Table 2: Adverse Reactions that Were Reported by between 1% and 5% of Subjects Body System * Adverse Reactions [Incidence (%)] Body as a Whole Asthenia/fatigue (4.2%) Backache (2.2%) Dysmenorrhea (1.7%) Hot flashes (1.0%) Digestive Nausea (3.3%) Bloating (2.3%) Metabolic/Nutritional Edema (2.2%) Musculoskeletal Leg cramps (3.7%) Arthralgia (1.0%) Nervous Depression (1.5%) Insomnia (1.0%) Skin and Appendages Acne (1.2%) No hair growth/alopecia (1.1%) Rash (1.1%) Reproductive (Urogenital*) Leukorrhea (2.9%) Breast pain (2.8%) Vaginitis (1.2%) * Body System represented from COSTART medical dictionary.

Adverse reactions leading to study discontinuation in ≥ 2% of subjects: bleeding (8.2%), amenorrhea (2.1%), weight gain (2%).

6.2 Post-Marketing Experience The following adverse reactions have been identified during post approval use of medroxyprogesterone acetate.

Because these reactions are reported voluntarily from a population of uncertain size, it is not always possible to reliably estimate their frequency or establish a causal relationship to drug exposure.

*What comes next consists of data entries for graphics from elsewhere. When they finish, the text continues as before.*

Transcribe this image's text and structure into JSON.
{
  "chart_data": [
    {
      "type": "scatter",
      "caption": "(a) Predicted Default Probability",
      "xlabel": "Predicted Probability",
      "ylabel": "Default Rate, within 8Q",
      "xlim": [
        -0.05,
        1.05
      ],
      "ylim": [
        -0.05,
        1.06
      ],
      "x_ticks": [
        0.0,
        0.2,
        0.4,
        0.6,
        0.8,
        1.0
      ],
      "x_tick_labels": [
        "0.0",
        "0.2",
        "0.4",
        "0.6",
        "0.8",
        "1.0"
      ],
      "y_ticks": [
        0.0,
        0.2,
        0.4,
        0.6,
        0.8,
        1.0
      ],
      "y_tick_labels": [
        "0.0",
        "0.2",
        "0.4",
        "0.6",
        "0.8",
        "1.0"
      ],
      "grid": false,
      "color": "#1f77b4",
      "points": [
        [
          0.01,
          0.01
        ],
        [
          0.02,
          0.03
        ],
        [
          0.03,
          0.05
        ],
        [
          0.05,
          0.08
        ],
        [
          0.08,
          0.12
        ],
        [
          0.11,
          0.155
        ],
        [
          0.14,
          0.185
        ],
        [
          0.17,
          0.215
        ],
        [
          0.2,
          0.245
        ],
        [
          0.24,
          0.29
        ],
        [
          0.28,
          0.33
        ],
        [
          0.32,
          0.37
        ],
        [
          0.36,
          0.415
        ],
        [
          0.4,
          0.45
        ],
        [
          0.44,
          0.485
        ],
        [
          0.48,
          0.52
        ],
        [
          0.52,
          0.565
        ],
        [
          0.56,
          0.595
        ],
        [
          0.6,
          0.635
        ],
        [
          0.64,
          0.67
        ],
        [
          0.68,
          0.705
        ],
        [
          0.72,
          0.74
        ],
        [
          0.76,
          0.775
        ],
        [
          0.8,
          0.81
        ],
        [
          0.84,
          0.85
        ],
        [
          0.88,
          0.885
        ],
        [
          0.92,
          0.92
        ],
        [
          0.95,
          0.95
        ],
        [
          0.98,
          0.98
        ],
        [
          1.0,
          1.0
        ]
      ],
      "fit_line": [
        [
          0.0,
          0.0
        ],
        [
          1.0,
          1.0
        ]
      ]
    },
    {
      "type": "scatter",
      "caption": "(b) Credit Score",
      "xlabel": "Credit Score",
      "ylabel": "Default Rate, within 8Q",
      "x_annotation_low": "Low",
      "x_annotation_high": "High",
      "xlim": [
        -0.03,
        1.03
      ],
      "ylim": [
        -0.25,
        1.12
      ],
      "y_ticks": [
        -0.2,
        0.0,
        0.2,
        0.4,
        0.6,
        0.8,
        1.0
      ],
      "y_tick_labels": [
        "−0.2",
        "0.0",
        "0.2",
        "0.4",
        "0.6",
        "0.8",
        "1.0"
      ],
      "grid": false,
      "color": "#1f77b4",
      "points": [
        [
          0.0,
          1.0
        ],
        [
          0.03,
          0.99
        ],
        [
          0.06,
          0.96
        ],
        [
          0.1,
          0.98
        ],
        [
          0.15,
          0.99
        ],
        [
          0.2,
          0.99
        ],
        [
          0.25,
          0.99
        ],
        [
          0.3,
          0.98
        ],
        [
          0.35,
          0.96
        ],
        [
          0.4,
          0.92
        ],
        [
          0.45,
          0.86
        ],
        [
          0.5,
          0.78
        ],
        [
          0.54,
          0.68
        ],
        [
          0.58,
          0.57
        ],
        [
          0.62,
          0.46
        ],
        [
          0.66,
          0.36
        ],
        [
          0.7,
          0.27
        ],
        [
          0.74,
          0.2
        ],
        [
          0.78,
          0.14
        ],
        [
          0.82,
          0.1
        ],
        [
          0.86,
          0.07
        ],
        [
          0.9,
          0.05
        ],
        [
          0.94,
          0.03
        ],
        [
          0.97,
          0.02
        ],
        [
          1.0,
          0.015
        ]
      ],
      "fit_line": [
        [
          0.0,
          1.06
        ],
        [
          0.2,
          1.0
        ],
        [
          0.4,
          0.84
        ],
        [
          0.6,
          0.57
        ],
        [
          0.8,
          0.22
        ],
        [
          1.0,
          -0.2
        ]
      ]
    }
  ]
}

There have been cases of osteoporosis including osteoporotic fractures reported post-marketing in patients taking medroxyprogesterone acetate.

Table 3: Adverse Reactions Reported during Post-Marketing Experience Body System * Adverse Reactions Body as a Whole Chest pain, Allergic reactions including angioedema, Fever, Injection site abscess † , Injection site infection † , Injection site nodule/lump, Injection site pain/tenderness, Injection site persistent atrophy/indentation/dimpling, Injection-site reaction, Lipodystrophy acquired, Chills, Axillary swelling Cardiovascular Syncope, Tachycardia, Thrombophlebitis, Deep vein thrombosis, Pulmonary embolus, Varicose veins Digestive Changes in appetite, Gastrointestinal disturbances, Jaundice, Excessive thirst, Rectal bleeding Hematologic and Lymphatic Anemia, Blood dyscrasia Musculoskeletal Osteoporosis Neoplasms Cervical cancer, Breast cancer Nervous Paralysis, Facial palsy, Paresthesia, Drowsiness Respiratory Dyspnea and asthma, Hoarseness Skin and Appendages Hirsutism, Excessive sweating and body odor, Dry skin, Scleroderma, Melasma, Chloasma Reproductive (Urogenital*) Lack of return to fertility, Unexpected pregnancy, Changes in breast size, Breast lumps or nipple bleeding, Galactorrhea, Increased libido, Uterine hyperplasia, Vaginal cysts, Genitourinary infections, Dyspareunia * Body System represented from COSTART medical dictionary.

† Injection site abscess and injection site infections have been reported; therefore, strict aseptic injection technique should be followed when administering medroxyprogesterone acetate in order to avoid injection site infections [see Dosage and Administration (2.1) ].